1. Your nasal polyps appear to be bilateral, involving the frontal and ethmoid sinuses on both sides and more on the left. This suggests an inflammatory / allergic origin. Have you had any nasal symptoms in the past?
2. This nasal polyposis has caused obstruction of the sinus openings and led to the formation of a
mucocele. This slowly growing mucocele has thinned the surrounding bone and eroded it in places by sustained expansion, pressure and chemical changes.
3. You may have to undergo a CT scan to delineate bone and a contrast enhanced MRI to differentiate between other causes of obstructive polyps such as osteomas,
inverted papilloma, malignant or metastatic tumours and so on.
4. Your recent onset drooping eyelid (ptosis) is a result of the expanding mucocele or
proptosis of the left eyeball due to damage to the superior division of the Third
Cranial nerve (Occulomotor Nerve). It should get relieved after treatment. I assume that you have no further eye involvement at present, such as restriction of eye movements,
double vision or visual problems.
5. Surgical decompression by combined endoscopic and external approach may be the best option. You may upload the MRI Images onto a free file sharing site such as www.filesanywhere.com and post a link here.
6. This will also help in examining the size and location of your left middle cranial fossa
arachnoid cyst and deciding about further treatment.
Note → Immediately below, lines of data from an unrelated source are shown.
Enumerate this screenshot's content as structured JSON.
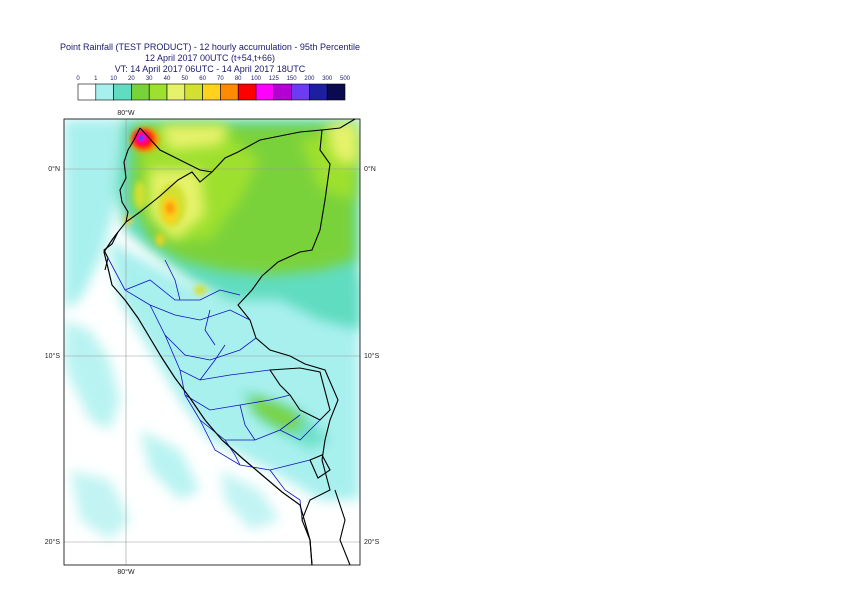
{
  "title": {
    "line1": "Point Rainfall (TEST PRODUCT) - 12 hourly accumulation - 95th Percentile",
    "line2": "12 April 2017 00UTC (t+54,t+66)",
    "line3": "VT: 14 April 2017 06UTC - 14 April 2017 18UTC"
  },
  "legend": {
    "thresholds": [
      "0",
      "1",
      "10",
      "20",
      "30",
      "40",
      "50",
      "60",
      "70",
      "80",
      "100",
      "125",
      "150",
      "200",
      "300",
      "500"
    ],
    "colors": [
      "#ffffff",
      "#a8f0ee",
      "#60dcc0",
      "#7ad23a",
      "#9ee02e",
      "#e6f26a",
      "#d2e032",
      "#ffd21e",
      "#ff8c00",
      "#ff0000",
      "#ff00ff",
      "#b400d2",
      "#6e3cf0",
      "#1e1ea0",
      "#0a0a50"
    ]
  },
  "axes": {
    "lon_top": "80°W",
    "lon_bottom": "80°W",
    "lat_left": [
      "0°N",
      "10°S",
      "20°S"
    ],
    "lat_right": [
      "0°N",
      "10°S",
      "20°S"
    ]
  }
}
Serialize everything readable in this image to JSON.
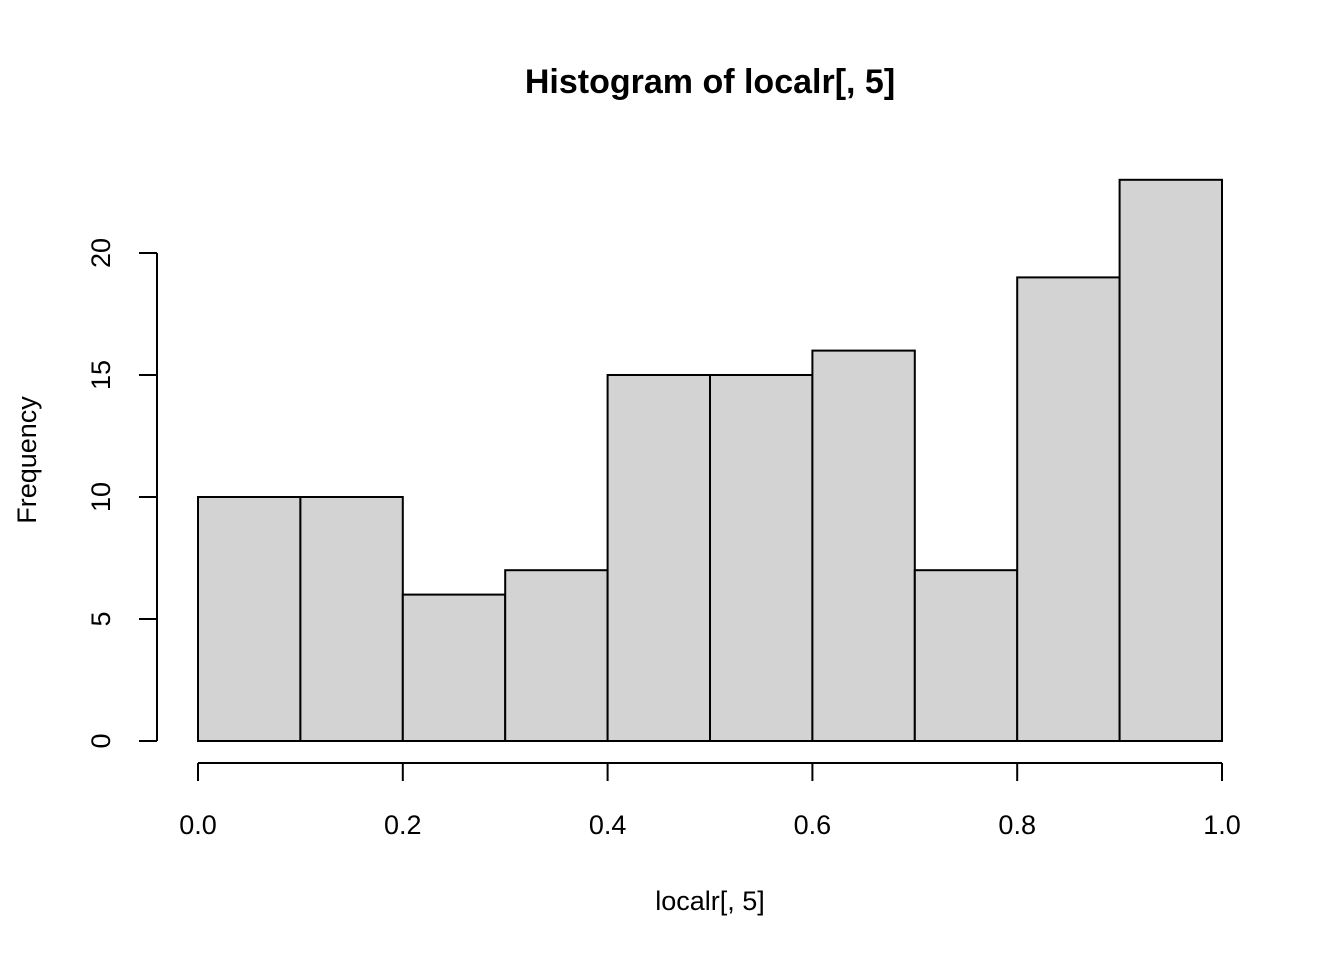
{
  "chart_data": {
    "type": "bar",
    "title": "Histogram of localr[, 5]",
    "xlabel": "localr[, 5]",
    "ylabel": "Frequency",
    "bin_edges": [
      0.0,
      0.1,
      0.2,
      0.3,
      0.4,
      0.5,
      0.6,
      0.7,
      0.8,
      0.9,
      1.0
    ],
    "values": [
      10,
      10,
      6,
      7,
      15,
      15,
      16,
      7,
      19,
      23
    ],
    "xlim": [
      0.0,
      1.0
    ],
    "ylim": [
      0,
      23
    ],
    "x_ticks": [
      0.0,
      0.2,
      0.4,
      0.6,
      0.8,
      1.0
    ],
    "x_tick_labels": [
      "0.0",
      "0.2",
      "0.4",
      "0.6",
      "0.8",
      "1.0"
    ],
    "y_ticks": [
      0,
      5,
      10,
      15,
      20
    ],
    "y_tick_labels": [
      "0",
      "5",
      "10",
      "15",
      "20"
    ],
    "grid": false,
    "legend": "none",
    "colors": {
      "bar_fill": "#d3d3d3",
      "bar_stroke": "#000000",
      "axis": "#000000",
      "background": "#ffffff"
    }
  }
}
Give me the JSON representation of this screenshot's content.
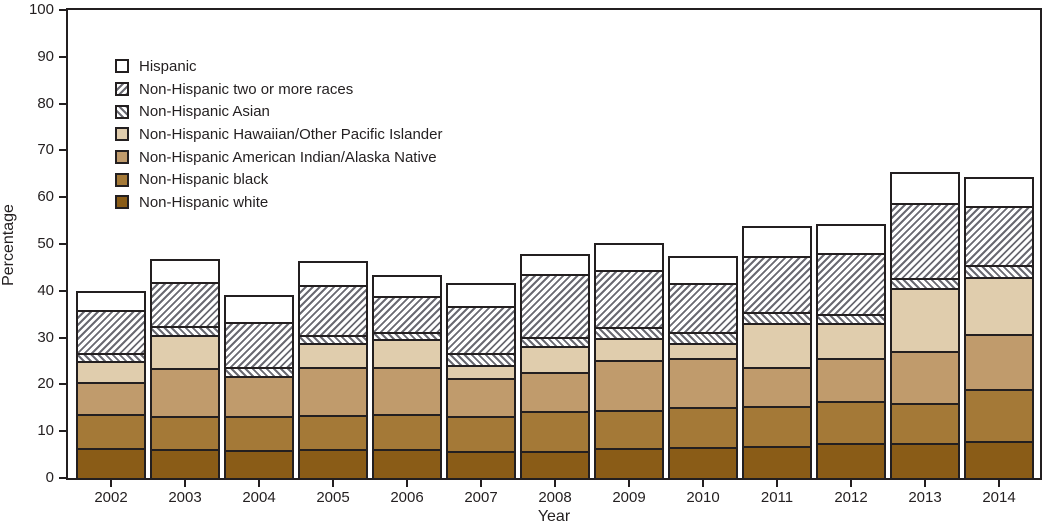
{
  "axes": {
    "ylabel": "Percentage",
    "xlabel": "Year"
  },
  "colors": {
    "ink": "#231f20",
    "hatch_stripe": "#6a6a72",
    "background": "#ffffff"
  },
  "chart_data": {
    "type": "bar",
    "stacked": true,
    "title": "",
    "xlabel": "Year",
    "ylabel": "Percentage",
    "ylim": [
      0,
      100
    ],
    "yticks": [
      0,
      10,
      20,
      30,
      40,
      50,
      60,
      70,
      80,
      90,
      100
    ],
    "grid": false,
    "legend_position": "top-left-inside",
    "categories": [
      "2002",
      "2003",
      "2004",
      "2005",
      "2006",
      "2007",
      "2008",
      "2009",
      "2010",
      "2011",
      "2012",
      "2013",
      "2014"
    ],
    "series_order": "bottom-to-top; legend shown top-to-bottom reversed",
    "series": [
      {
        "key": "non-hispanic-white",
        "name": "Non-Hispanic white",
        "fill": "#8a5c17",
        "pattern": "solid",
        "values": [
          6.4,
          6.1,
          5.9,
          6.1,
          6.1,
          5.7,
          5.7,
          6.4,
          6.6,
          6.8,
          7.4,
          7.4,
          7.9
        ]
      },
      {
        "key": "non-hispanic-black",
        "name": "Non-Hispanic black",
        "fill": "#a47937",
        "pattern": "solid",
        "values": [
          7.2,
          7.2,
          7.4,
          7.4,
          7.6,
          7.6,
          8.7,
          8.2,
          8.5,
          8.6,
          9.1,
          8.6,
          11.1
        ]
      },
      {
        "key": "non-hispanic-american-indian-alaska-native",
        "name": "Non-Hispanic American Indian/Alaska Native",
        "fill": "#c09b6c",
        "pattern": "solid",
        "values": [
          6.9,
          10.3,
          8.5,
          10.2,
          10.0,
          8.0,
          8.2,
          10.7,
          10.5,
          8.4,
          9.1,
          11.2,
          11.8
        ]
      },
      {
        "key": "non-hispanic-hawaiian-other-pacific-islander",
        "name": "Non-Hispanic Hawaiian/Other Pacific Islander",
        "fill": "#e0cdad",
        "pattern": "solid",
        "values": [
          4.6,
          6.9,
          0.0,
          5.1,
          6.0,
          2.9,
          5.7,
          4.6,
          3.2,
          9.3,
          7.5,
          13.4,
          12.1
        ]
      },
      {
        "key": "non-hispanic-asian",
        "name": "Non-Hispanic Asian",
        "fill": "#ffffff",
        "pattern": "backslash-hatch",
        "values": [
          1.7,
          1.9,
          2.0,
          1.8,
          1.6,
          2.5,
          1.8,
          2.4,
          2.5,
          2.3,
          1.9,
          2.2,
          2.7
        ]
      },
      {
        "key": "non-hispanic-two-or-more-races",
        "name": "Non-Hispanic two or more races",
        "fill": "#ffffff",
        "pattern": "slash-hatch",
        "values": [
          9.0,
          9.4,
          9.6,
          10.7,
          7.5,
          10.0,
          13.4,
          12.2,
          10.4,
          12.1,
          13.1,
          16.0,
          12.5
        ]
      },
      {
        "key": "hispanic",
        "name": "Hispanic",
        "fill": "#ffffff",
        "pattern": "solid",
        "values": [
          4.2,
          5.0,
          5.7,
          5.0,
          4.6,
          4.9,
          4.3,
          5.8,
          5.8,
          6.3,
          6.2,
          6.6,
          6.3
        ]
      }
    ],
    "totals": [
      40.0,
      46.8,
      39.1,
      46.3,
      43.4,
      41.6,
      47.8,
      50.3,
      47.5,
      53.8,
      54.3,
      65.4,
      64.4
    ]
  }
}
At age 67, if it is a primary congenital arachnoid cyst, it may just be an incidental finding and require no treatment. Do you have any history of symptoms related to this cyst?
7. If your nasal polyps are simple polyps of inflammatory / allergic origin, then your outcome after surgery is a positive one.
8. Plan your surgery as soon as possible to avoid certain further complications because any intra-cranial extension of the mucocele can rarely rupture or bleed. Extension or rupture into the orbit may put the
optic nerve at risk.
9. Treatment of your mucocele comes first. Then the nasal polyps. The arachnoid cyst can wait.
10. You should not be extremely worried. You will do well after surgery.